Wie glücklich war ich gewesen, als ich von den Ärzten erfahren hatte, dass Mischa der Knochenmarkspende zugestimmt hatte! Ich war mir dessen absolut nicht sicher gewesen. 15 Jahre waren eine lange Zeit... Ich hatte jahrelang kaum an Mischa gedacht und ihn erst um Hilfe angeschrieben, als alle, wirklich alle anderen Möglichkeiten ausgeschöpft waren, denn ich hatte es schrecklich gefunden, jemanden, zu dem ich jahrelang keinen Kontakt mehr gehabt hatte, um Hilfe bitten zu müssen. Was wusste ich schon von ihm als die wenigen gemeinsam verbrachten Monate, die nur noch eine entfernte Erinnerung waren? Ich hatte mehr Zuversicht in den Brief gelegt als ich wirklich gehabt hatte. Und er hatte gehandelt... Er war wohl doch noch so, wie ich ihn in Erinnerung hatte.
Unwillkürlich begann ich zu lächeln. Wie er wohl jetzt aussehen mochte? Ich hatte mir untersagt, ihn um ein Foto zu bitten, um bloß nicht noch mehr Unruhe in sein Leben zu bringen als ich das womöglich schon getan hatte. Es war lediglich Milas Gesundheit, die zählte.
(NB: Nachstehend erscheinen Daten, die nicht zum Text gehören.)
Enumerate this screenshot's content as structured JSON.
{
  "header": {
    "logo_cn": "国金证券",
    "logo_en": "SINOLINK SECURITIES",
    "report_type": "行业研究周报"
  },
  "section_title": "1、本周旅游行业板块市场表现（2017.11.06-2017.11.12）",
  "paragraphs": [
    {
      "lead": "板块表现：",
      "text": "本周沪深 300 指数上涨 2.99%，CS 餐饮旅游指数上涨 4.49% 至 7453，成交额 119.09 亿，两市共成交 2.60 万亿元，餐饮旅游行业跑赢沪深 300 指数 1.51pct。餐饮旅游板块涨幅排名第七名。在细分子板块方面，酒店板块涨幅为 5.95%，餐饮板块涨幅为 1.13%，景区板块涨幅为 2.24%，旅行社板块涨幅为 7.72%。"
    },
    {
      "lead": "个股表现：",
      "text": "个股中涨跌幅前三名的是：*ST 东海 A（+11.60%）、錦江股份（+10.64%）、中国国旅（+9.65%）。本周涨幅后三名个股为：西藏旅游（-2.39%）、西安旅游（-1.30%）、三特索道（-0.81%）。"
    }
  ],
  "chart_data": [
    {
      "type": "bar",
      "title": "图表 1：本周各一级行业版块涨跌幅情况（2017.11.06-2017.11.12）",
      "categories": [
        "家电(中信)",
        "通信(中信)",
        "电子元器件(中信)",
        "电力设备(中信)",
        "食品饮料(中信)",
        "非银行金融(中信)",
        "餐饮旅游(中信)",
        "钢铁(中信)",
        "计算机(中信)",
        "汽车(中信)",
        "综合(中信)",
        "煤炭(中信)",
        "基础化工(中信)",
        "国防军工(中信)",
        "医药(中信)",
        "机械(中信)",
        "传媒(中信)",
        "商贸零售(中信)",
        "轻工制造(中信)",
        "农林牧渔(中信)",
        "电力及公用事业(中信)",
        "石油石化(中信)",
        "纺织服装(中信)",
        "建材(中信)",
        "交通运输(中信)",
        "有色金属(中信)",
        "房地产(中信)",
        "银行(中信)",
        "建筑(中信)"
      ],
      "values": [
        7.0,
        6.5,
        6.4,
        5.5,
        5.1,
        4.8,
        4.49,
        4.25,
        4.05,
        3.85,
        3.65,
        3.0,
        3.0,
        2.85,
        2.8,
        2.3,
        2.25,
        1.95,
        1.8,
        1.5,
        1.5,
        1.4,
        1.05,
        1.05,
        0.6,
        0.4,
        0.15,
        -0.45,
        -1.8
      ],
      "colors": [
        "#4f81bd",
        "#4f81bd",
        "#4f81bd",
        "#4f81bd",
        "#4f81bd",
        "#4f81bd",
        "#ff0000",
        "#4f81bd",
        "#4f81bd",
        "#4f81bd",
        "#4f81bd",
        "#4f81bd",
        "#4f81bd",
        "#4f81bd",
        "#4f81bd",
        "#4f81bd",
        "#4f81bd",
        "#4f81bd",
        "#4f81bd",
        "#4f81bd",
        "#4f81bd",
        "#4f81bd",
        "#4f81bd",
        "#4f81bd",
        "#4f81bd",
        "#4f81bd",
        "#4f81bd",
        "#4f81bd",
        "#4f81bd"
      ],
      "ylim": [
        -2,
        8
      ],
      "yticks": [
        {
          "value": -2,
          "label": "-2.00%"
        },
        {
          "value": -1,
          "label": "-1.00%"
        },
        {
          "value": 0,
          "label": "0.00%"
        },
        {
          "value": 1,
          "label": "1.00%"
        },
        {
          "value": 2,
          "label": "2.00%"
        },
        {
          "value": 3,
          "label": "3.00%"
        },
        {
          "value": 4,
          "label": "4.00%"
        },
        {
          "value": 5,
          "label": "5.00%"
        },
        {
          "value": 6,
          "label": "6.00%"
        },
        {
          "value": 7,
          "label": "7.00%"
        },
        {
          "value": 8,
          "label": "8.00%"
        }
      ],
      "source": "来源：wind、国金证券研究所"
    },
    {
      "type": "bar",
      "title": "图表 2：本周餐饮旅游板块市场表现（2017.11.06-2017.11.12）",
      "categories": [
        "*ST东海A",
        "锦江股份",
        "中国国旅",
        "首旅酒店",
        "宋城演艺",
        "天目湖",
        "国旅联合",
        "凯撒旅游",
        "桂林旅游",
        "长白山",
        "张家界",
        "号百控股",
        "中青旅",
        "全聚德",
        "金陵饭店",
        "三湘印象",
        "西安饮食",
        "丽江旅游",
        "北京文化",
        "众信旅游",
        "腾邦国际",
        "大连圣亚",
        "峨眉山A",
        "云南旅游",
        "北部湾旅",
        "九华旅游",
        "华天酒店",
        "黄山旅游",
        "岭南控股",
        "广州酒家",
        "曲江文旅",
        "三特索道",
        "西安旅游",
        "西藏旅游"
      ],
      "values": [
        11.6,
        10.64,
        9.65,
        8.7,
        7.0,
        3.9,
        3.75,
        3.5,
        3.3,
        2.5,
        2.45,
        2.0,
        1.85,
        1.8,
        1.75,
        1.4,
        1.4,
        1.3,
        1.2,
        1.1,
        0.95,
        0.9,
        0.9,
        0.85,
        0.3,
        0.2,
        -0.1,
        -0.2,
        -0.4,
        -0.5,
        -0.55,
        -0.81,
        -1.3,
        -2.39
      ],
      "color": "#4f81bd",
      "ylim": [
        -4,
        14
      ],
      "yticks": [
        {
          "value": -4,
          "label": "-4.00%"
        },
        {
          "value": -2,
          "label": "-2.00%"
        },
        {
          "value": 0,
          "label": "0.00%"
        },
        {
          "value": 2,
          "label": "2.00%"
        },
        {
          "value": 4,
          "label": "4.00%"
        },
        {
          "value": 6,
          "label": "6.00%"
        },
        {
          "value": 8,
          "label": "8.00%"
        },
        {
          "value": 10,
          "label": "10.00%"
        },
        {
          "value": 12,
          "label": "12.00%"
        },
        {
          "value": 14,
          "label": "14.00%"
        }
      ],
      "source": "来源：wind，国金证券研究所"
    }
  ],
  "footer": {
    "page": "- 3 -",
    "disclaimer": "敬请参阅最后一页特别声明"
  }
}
Mit einem Ruck erhob ich mich aus dem Sessel, ging zum Spiegel hinüber und schaute hinein: ich hatte mich verändert, meine Haare, meine Gesichtszüge... Nur meine Augen zeigten den gleichen Ausdruck wie damals, als ich mich entschied, meine Zukunftspläne in die Tat umzusetzen, und meine Lippen sahen noch genauso aus wie zu der Zeit, als ich den Hof verlassen hatte.
Ich lächelte meinem Spiegelbild zu. Ich war nie eitel gewesen und war es auch jetzt nicht, aber es freute mich dennoch, dass ich nicht so abgearbeitet aussah wie viele Bäuerinnen, die vom ständigen Aufenthalt draußen eine wettergegerbte Haut hatten. Kritisch beäugte ich meine Gesichtsfarbe – ein wenig blass war ich wohl schon, zu wenig draußen, zu oft in den Krankenhaussälen. Ich fragte mich, wie Maxim mich wohl sah. Im gleichen Moment stahl sich der Gedanke in mein Hirn, ob ich Mischa wohl noch gefallen würde. Verärgert wandte ich mich ab. Was für ein abstruser Gedanke. Ich hatte in Maxim einen geduldigen und verständnisvollen Verehrer und wollte nicht Gedanken an einen Mann verschwenden, den ich nie wieder sehen würde.